Abstract

To determine the extent of the required neck dissection for patients with persistent lymphadenopathy after definitive radiation therapy for oropharyngeal cancer. If feasible, a conservative approach using selective neck dissection would likely minimize the extent of neck fibrosis and other adverse sequelae. Analysis of pretreatment and posttreatment radiologic scans and pathology reports of 76 patients with oropharyngeal carcinoma (35 tonsil; 41 base of tongue), who had radiologic evidence of persistent nodal disease for level-specific involvement. Patients were treated with twice-daily fractionations of external-beam radiation therapy (median dose, 76.8 Gy to the primary tumor) and planned neck dissection (levels I-V) for bulky nodes (N2-3) or salvage neck dissection for N1 disease.
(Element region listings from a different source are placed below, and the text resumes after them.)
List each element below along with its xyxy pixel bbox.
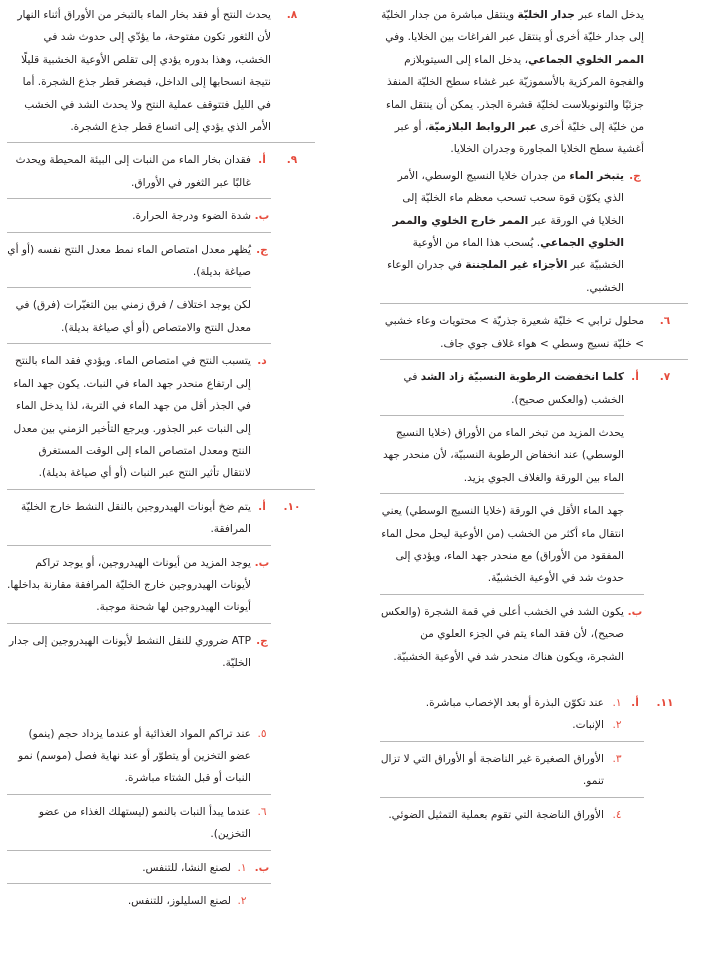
item-number: ٢. xyxy=(237,895,247,907)
answer-9: ٩. أ. فقدان بخار الماء من النبات إلى البيئة المحيطة ويحدث غالبًا عبر الثغور في الأوراق. ب. شدة الضوء ودرجة الحرارة. ج. يُظهر معدل امتصاص الماء نمط معدل النتح نفسه (أو أي صياغة بديلة). لكن يوجد اختلاف / فرق زمني بين التغيّرات (فرق) في معدل النتح والامتصاص (أو أي صياغة بديلة). د. يتسبب النتح في امتصاص الماء. ويؤدي فقد الماء بالنتح إلى ارتفاع منحدر جهد الماء في النبات. يكون جهد الماء في الجذر أقل من جهد الماء في التربة، لذا يدخل الماء إلى النبات عبر الجذور. ويرجع التأخير الزمني بين معدل النتح ومعدل امتصاص الماء إلى الوقت المستغرق لانتقال تأثير النتح عبر النبات (أو أي صياغة بديلة). xyxy=(7,149,315,484)
answer-5-b-continued xyxy=(380,4,688,161)
sub-letter: أ. xyxy=(258,154,266,167)
item-number: ٥. xyxy=(257,727,267,740)
question-number: ٦. xyxy=(659,315,671,328)
sub-letter: ب. xyxy=(254,861,270,874)
question-number: ٧. xyxy=(659,371,671,384)
item-number: ٤. xyxy=(612,808,622,821)
answer-8: ٨. يحدث النتح أو فقد بخار الماء بالتبخر من الأوراق أثناء النهار لأن الثغور تكون مفتوحة، ما يؤدّي إلى حدوث شد في الخشب، وهذا بدوره يؤدي إلى تقلص الأوعية الخشبية قليلًا نتيجة انسحابها إلى الداخل، فيصغر قطر جذع الشجرة. أما في الليل فتتوقف عملية النتح ولا يحدث الشد في الخشب الأمر الذي يؤدي إلى اتساع قطر جذع الشجرة. xyxy=(7,4,315,138)
sub-letter: ب. xyxy=(254,556,270,569)
item-number: ٦. xyxy=(257,805,267,818)
item-number: ٣. xyxy=(612,752,622,765)
sub-letter: ج. xyxy=(256,243,268,256)
sub-letter: أ. xyxy=(258,500,266,513)
answer-10: ١٠. أ. يتم ضخ أيونات الهيدروجين بالنقل النشط خارج الخليّة المرافقة. ب. يوجد المزيد من أيونات الهيدروجين، أو يوجد تراكم لأيونات الهيدروجين خارج الخليّة المرافقة مقارنة بداخلها. أيونات الهيدروجين لها شحنة موجبة. ج. ATP ضروري للنقل النشط لأيونات الهيدروجين إلى جدار الخليّة. xyxy=(7,496,315,675)
answer-7: ٧. أ. كلما انخفضت الرطوبة النسبيّة زاد الشد في الخشب (والعكس صحيح). يحدث المزيد من تبخر الماء من الأوراق (خلايا النسيج الوسطي) عند انخفاض الرطوبة النسبيّة، لأن منحدر جهد الماء بين الورقة والغلاف الجوي يزيد. جهد الماء الأقل في الورقة (خلايا النسيج الوسطي) يعني انتقال ماء أكثر من الخشب (من الأوعية ليحل محل الماء المفقود من الأوراق) مع منحدر جهد الماء، ويؤدي إلى حدوث شد في الأوعية الخشبيّة. ب. يكون الشد في الخشب أعلى في قمة الشجرة (والعكس صحيح)، لأن فقد الماء يتم في الجزء العلوي من الشجرة، ويكون هناك منحدر شد في الأوعية الخشبيّة. xyxy=(380,366,688,668)
question-number: ١١. xyxy=(656,696,674,709)
sub-letter: د. xyxy=(257,355,267,368)
answer-11: ١١. أ. ١. عند تكوّن البذرة أو بعد الإخصاب مباشرة. ٢. الإنبات. ٣. الأوراق الصغيرة غير الناضجة أو الأوراق التي لا تزال تنمو. ٤. الأوراق الناضجة التي تقوم بعملية التمثيل الضوئي. xyxy=(380,692,688,826)
sub-letter: أ. xyxy=(631,371,639,384)
question-number: ٩. xyxy=(286,154,298,167)
item-number: ٢. xyxy=(612,719,622,732)
answers-column-right xyxy=(380,4,688,826)
sub-letter: ج. xyxy=(629,169,641,182)
answers-column-left xyxy=(7,4,315,912)
answer-11-continued: ٥. عند تراكم المواد الغذائية أو عندما يزداد حجم (ينمو) عضو التخزين أو يتطوّر أو عند نهاية فصل (موسم) نمو النبات أو قبل الشتاء مباشرة. ٦. عندما يبدأ النبات بالنمو (ليستهلك الغذاء من عضو التخزين). ب. ١. لصنع النشا، للتنفس. ٢. لصنع السليلوز، للتنفس. xyxy=(7,723,315,913)
sub-letter: ب. xyxy=(254,210,270,223)
item-number: ١. xyxy=(612,696,622,709)
answer-6: ٦. محلول ترابي > خليّة شعيرة جذريّة > محتويات وعاء خشبي > خليّة نسيج وسطي > هواء غلاف جوي جاف. xyxy=(380,310,688,355)
question-number: ١٠. xyxy=(283,500,301,513)
sub-letter: أ. xyxy=(631,696,639,709)
answer-5-j: ج. يتبخر الماء من جدران خلايا النسيج الوسطي، الأمر الذي يكوّن قوة سحب تسحب معظم ماء الخليّة إلى الخلايا في الورقة عبر الممر خارج الخلوي والممر الخلوي الجماعي. يُسحب هذا الماء من الأوعية الخشبيّة عبر الأجزاء غير الملجننة في جدران الوعاء الخشبي. xyxy=(380,165,688,299)
question-number: ٨. xyxy=(286,9,298,21)
paragraph: يدخل الماء عبر جدار الخليّة وينتقل مباشرة من جدار الخليّة إلى جدار خليّة أخرى أو ينتقل عبر الفراغات بين الخلايا. وفي الممر الخلوي الجماعي، يدخل الماء إلى السيتوبلازم والفجوة المركزية بالأسموزيّة عبر غشاء سطح الخليّة المنفذ جزئيًا والتونوبلاست لخليّة قشرة الجذر. يمكن أن ينتقل الماء من خليّة إلى خليّة أخرى عبر الروابط البلازميّة، أو عبر أغشية سطح الخلايا المجاورة وجدران الخلايا. xyxy=(381,9,644,156)
item-number: ١. xyxy=(237,861,247,874)
sub-letter: ب. xyxy=(627,605,643,618)
sub-letter: ج. xyxy=(256,634,268,647)
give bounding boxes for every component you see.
The distribution of clinical nodal disease by neck level on the basis of pretreatment and posttreatment radiologic scans indicated levels II and III to be most commonly involved. The false-negative rate for the restaging radiologic scans for each neck level was as follows: level I, 0%; level II, 8%; level III, 6%; level IV, 5%; and level V, 1.5%. Of the eight hemi-necks found to contain positive pathologic nodes in a neck level judged to be negative on the basis of restaging scans, five of the patients subsequently had disease recurrence in the primary site. Patients who had evidence of residual neck disease had a significantly lower rate of locoregional control (77% vs 100%, p =.0005). The extent of neck dissection for patients with nodal disease associated with oropharyngeal cancer treated with radiation therapy should include levels II-IV. It is reasonable to spare levels I and V in patients without radiologic and clinical evidence of positive nodes in levels I and V.